Welcome to the group!  Everything Lamar says is true.  At 225 your looking at a long smoke.  You can bump up the MES temp, you can smoke till it hits the stall (about 165 ) and finish it in the oven.  No shame in that and it will be a tasty brisket. Like Lamar stated, 205 for that IT for a tender brisket.  Good luck,

Mike


----------



## crankybuzzard (Jan 3, 2016)

:welcome1:

All of the above is great info!

I'll also add this, you need to check your temp probes on the MES.  They have a tendency to be off quite a bit sometimes.  A boiling water test is best. 

Also, no need to soak your chips. Wet chips like to emit a bad smoke at times.  

When making BBQ, the only thing you need with numbers on it is a thermometer, you can't cook to time.  Even 3-2-1 ribs aren't always 6 hours.


----------



## mike5051 (Jan 7, 2016)

KCsandip said:


> So we got a new MES for Christmas...preseasoned it last night. I bought a 7 lb, slightly trimmed brisket for today. I put my rub on it last night, and soaked some wood early this am. Plugged in the smoker, got it to temp..225...then put in the meat, chips and water. Darn temp dropped to 100. So is it really necc to preheat the smoker?
> 
> Also...Is it really 1.5 hrs per lb? I had not planned on dinner at 8 pm!!! Help


So....How did go?


----------



## kcsandip (Jan 9, 2016)

Edible.  Think i may have taken it out to soon.   Foil wrapped it for 1.5 hrs, in a cooler with towels.
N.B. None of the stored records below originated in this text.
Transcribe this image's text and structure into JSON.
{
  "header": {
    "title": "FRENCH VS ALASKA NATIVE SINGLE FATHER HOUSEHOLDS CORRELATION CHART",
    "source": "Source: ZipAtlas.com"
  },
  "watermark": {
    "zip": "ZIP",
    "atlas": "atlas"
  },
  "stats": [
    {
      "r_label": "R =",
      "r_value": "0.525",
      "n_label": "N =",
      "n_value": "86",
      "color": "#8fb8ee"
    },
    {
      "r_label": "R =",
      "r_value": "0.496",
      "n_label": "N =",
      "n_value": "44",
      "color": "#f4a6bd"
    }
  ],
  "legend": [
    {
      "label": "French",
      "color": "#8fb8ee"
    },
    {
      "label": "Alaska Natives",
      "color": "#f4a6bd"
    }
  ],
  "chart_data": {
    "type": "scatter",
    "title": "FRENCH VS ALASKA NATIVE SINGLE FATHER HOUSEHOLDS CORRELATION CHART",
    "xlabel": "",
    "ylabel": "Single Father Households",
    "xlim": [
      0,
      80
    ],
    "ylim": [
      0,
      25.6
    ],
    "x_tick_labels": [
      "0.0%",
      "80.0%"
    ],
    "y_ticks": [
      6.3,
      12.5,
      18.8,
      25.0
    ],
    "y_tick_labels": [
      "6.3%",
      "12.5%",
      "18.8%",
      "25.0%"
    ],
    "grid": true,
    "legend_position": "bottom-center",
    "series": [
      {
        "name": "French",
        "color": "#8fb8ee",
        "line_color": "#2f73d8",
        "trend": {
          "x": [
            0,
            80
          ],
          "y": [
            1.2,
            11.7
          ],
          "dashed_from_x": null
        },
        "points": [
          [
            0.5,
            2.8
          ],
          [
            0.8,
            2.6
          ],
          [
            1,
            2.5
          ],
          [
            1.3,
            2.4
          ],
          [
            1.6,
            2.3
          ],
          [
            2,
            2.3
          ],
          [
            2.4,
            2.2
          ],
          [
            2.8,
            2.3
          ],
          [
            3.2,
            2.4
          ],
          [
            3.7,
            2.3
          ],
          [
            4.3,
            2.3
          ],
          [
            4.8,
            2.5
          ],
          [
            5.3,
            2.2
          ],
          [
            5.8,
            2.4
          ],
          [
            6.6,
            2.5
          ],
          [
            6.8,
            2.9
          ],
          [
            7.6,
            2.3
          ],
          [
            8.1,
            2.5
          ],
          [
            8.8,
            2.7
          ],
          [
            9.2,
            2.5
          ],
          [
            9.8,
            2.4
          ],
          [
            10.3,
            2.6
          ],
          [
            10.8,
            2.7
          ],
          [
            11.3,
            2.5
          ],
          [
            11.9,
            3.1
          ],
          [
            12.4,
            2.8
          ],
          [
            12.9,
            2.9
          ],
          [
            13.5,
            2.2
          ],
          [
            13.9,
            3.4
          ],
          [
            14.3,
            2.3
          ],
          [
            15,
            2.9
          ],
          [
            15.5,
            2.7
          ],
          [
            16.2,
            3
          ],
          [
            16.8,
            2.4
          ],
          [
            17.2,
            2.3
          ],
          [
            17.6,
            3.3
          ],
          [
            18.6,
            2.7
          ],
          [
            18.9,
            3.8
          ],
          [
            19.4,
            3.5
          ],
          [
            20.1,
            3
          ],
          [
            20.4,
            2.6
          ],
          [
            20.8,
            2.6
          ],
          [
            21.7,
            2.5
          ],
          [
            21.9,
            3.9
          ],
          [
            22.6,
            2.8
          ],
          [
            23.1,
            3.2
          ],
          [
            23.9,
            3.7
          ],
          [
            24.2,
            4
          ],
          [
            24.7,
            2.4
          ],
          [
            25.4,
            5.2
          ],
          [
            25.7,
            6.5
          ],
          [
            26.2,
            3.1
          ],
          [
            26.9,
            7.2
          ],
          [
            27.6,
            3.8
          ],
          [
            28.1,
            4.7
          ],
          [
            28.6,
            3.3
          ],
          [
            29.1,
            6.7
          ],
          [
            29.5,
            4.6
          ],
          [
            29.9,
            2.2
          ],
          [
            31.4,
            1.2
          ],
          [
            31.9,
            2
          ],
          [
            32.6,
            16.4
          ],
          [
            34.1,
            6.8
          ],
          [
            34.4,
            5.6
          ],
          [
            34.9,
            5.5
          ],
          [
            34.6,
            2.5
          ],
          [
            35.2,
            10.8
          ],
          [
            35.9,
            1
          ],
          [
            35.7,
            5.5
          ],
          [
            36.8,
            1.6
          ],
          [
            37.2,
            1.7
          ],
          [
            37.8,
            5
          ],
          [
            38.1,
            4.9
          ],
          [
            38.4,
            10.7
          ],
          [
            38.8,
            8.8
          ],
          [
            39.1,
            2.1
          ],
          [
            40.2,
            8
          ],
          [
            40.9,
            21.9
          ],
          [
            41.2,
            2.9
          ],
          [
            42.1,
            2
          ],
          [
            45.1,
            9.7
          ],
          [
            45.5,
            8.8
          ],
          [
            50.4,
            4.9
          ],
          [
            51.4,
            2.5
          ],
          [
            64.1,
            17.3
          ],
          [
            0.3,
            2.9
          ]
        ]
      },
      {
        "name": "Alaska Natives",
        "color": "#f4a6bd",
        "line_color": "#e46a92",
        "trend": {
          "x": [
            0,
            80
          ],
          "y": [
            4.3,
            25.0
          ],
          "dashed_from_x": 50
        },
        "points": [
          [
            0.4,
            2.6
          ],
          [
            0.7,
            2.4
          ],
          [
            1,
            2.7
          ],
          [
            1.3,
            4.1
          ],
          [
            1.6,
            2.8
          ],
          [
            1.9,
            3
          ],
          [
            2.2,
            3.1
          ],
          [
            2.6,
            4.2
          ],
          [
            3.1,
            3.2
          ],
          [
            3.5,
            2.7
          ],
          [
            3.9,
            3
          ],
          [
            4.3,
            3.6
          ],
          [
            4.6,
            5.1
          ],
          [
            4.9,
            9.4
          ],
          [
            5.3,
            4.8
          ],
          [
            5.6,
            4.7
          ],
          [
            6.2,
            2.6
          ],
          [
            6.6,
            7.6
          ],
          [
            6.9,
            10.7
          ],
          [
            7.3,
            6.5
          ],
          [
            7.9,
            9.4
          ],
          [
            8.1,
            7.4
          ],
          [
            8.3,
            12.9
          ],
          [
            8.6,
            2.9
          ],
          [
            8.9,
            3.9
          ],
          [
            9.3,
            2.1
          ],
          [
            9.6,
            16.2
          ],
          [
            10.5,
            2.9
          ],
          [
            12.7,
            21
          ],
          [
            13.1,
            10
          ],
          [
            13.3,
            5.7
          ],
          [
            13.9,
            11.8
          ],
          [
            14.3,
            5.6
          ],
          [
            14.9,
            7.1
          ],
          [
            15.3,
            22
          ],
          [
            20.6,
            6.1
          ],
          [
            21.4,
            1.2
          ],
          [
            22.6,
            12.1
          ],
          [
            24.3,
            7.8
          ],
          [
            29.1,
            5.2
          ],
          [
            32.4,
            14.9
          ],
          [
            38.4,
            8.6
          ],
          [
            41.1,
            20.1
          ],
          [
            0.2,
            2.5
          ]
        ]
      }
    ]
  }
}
Seemed a bit tough, a lil dry.   I kept have for leftovers,  reheated that with some beef broth slowly, it was better.  So ???   At least it was edible. .lol


----------



## mike5051 (Jan 9, 2016)

Glad it was edible!  Tough and dry would indicate not smoking it long enough.  The connective tissue in the brisket breaks down and makes the brisket tender and juicy.  I think this happens between 195 and 205 IT, but use a probe test to determine when its done.  It will slide in with no resistance, like warm butter.  This does take some time though.  Happy smoking.

Mike


----------



## lamar (Jan 9, 2016)

What was the IT when you pulled it?


----------



## kcsandip (Jan 9, 2016)

About 210...toothpick seemed to go in easily,  but maybe not easy enough?


----------



## lamar (Jan 9, 2016)

Sounds good on paper.  It's really hard to tell.   Sometimes we just get a bad cut of meat.   Thing to do is give it another go and get better with experience.  Don't give up on only one try.

Lamar


----------



## crankybuzzard (Jan 9, 2016)

Just a thought, but did you slice it across the grain?  Even a nice and tender brisket is a bit tough if sliced with the grain.


----------



## kcsandip (Jan 9, 2016)

Sliced across...but thanks ;)


----------



## crankybuzzard (Jan 9, 2016)

KCsandip said:


> Sliced across...but thanks ;)



Bummer, I was hoping for an easy fix. :biggrin:


----------



## lamar (Jan 9, 2016)

You pulled it at about  210.   What did you measure the temp with?  Everything looks to me like not cooked enough.  Also,  how long was the cook?

Lamar


----------



## kcsandip (Jan 10, 2016)

With an internal digital thermometer.  I'm thinking I pulled it off to soon as well....


----------